Alì viveva in una casa sovraffollata assieme a un’altra famiglia dopo aver vissuto per mesi in una tenda. I primi di settembre Israele ha lanciato un ordine di evacuazione per gli abitanti di Gaza nord. Dovevano fuggire perché l’esercito si era ammassato per conquistarla e radere al suolo tutto. Non c’era altra soluzione che scappare ancora una volta, ma in questo caso bisognava andare a sud. Questa decisione ha causato lo sfollamento di 900.000 palestinesi. Ma il trasferimento non è una cosa che possono fare tutti, ci sono molti casi di persone malate o impossibilitate a muoversi. E poi ci sono tutti coloro che in questo modo lasciano qualsiasi oggetto di proprietà, oltre alla casa. Per non ritrovarsi privati di ogni cosa dovrebbero spostare le proprie cose con un mezzo: un carro, un camion o un’auto. Ma il costo di questa operazione può superare i 1000 €, una cifra che si aggiunge alle già insostenibili spese quotidiane. In assenza di ciò, bisogna camminare per chilometri sotto il sole, portando solo lo stretto necessario. E’ quello che hanno dovuto fare le tante famiglie povere che come un fiume si sono spostati. 

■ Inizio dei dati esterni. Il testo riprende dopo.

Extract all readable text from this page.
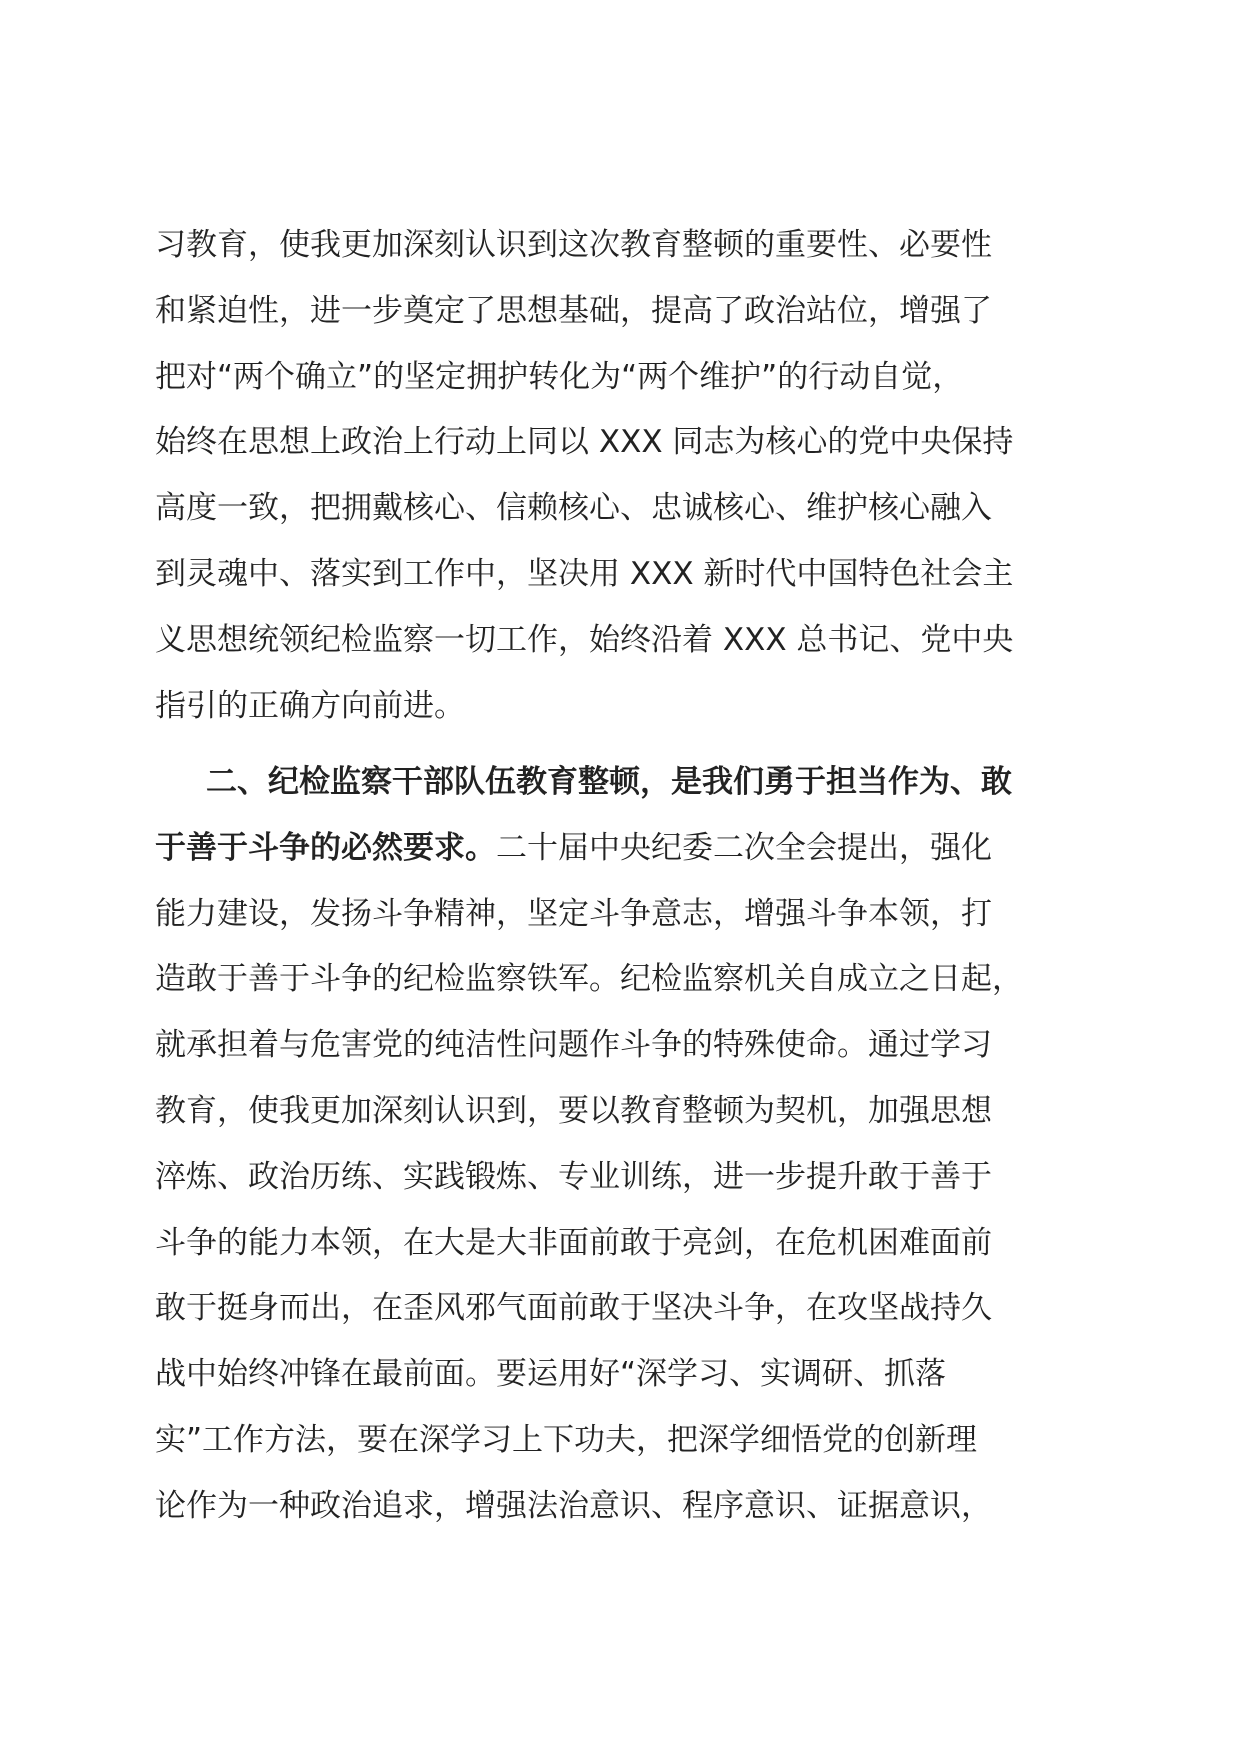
习教育，使我更加深刻认识到这次教育整顿的重要性、必要性
和紧迫性，进一步奠定了思想基础，提高了政治站位，增强了
把对“两个确立”的坚定拥护转化为“两个维护”的行动自觉，
始终在思想上政治上行动上同以 XXX 同志为核心的党中央保持
高度一致，把拥戴核心、信赖核心、忠诚核心、维护核心融入
到灵魂中、落实到工作中，坚决用 XXX 新时代中国特色社会主
义思想统领纪检监察一切工作，始终沿着 XXX 总书记、党中央
指引的正确方向前进。
二、纪检监察干部队伍教育整顿，是我们勇于担当作为、敢
于善于斗争的必然要求。二十届中央纪委二次全会提出，强化
能力建设，发扬斗争精神，坚定斗争意志，增强斗争本领，打
造敢于善于斗争的纪检监察铁军。纪检监察机关自成立之日起，
就承担着与危害党的纯洁性问题作斗争的特殊使命。通过学习
教育，使我更加深刻认识到，要以教育整顿为契机，加强思想
淬炼、政治历练、实践锻炼、专业训练，进一步提升敢于善于
斗争的能力本领，在大是大非面前敢于亮剑，在危机困难面前
敢于挺身而出，在歪风邪气面前敢于坚决斗争，在攻坚战持久
战中始终冲锋在最前面。要运用好“深学习、实调研、抓落
实”工作方法，要在深学习上下功夫，把深学细悟党的创新理
论作为一种政治追求，增强法治意识、程序意识、证据意识，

Alì invece ha la fortuna di avere chi si preoccupa per lui fornendogli i soldi per pagare il trasferimento. Così dopo aver attraversato l’intera Striscia districandosi tra le strade trafficate, è riuscito a portare in salvo la famiglia trovando finalmente un’area libera dove poter montare una tenda.

Gruppo di Nadia è il nome con cui i palestinesi conoscono i lontani donatori. Un gruppo che diventa sempre più strutturato, riuscendo a tenere in piedi una struttura assistenziale senza intermediari e senza il rischio che i soldi finiscano altrove. Ogni donazione viene fatta direttamente sul conto del ricevente. Ed è questa azione diretta a fare la differenza, rispetto a un gesto che altrimenti si sarebbe ridotto all’invio di denaro a un ente di carità. Questi soldi risolvono la maggior parte dei problemi quotidiani producendo un effetto visibile attraverso il riscontro dei video. La quotidianità di questi gesti genera tra i donatori uno spirito positivo e un senso di concreta utilità nei confronti di una situazione che politicamente in due anni non ha portato a nulla di nuovo.

I figli di Asmaa mostrano il cibo acquistato grazie alle donazioni

Ma per una famiglia salvata, ce ne sono molte altre sommerse dal terrore, dalla fame e dalla carenza di ogni bene. Chi si trascina una malattia non curata, chi è distrutto da due anni di guerra e atrocità, chi preferirebbe il cosiddetto martirio rispetto a un’agonia senza fine. 

Ascoltando le storie che emergono da Gaza si acuisce il desiderio di voler salvare altre persone. E’ con questo sentimento che riemerge il ricordo del finale del film La lista di Schindler, quando il protagonista si rende conto che avrebbe potuto salvare molti più ebrei dallo sterminio nazista se solo avesse rinunciato a qualcosa in più. Allo stesso modo, guardando i tanti video di disperazione, si vorrebbe poter estendere la protezione a migliaia di persone. Una speranza che cresce ogni volta che i donatori aumentano e la gara di solidarietà si trasforma in contrasto all’odio e alla barbarie. È in questo gesto che si comprende l’essenza di un passo biblico fin troppo famoso, quanto incredibilmente disatteso: 

Chi salva una vita, salva il mondo intero.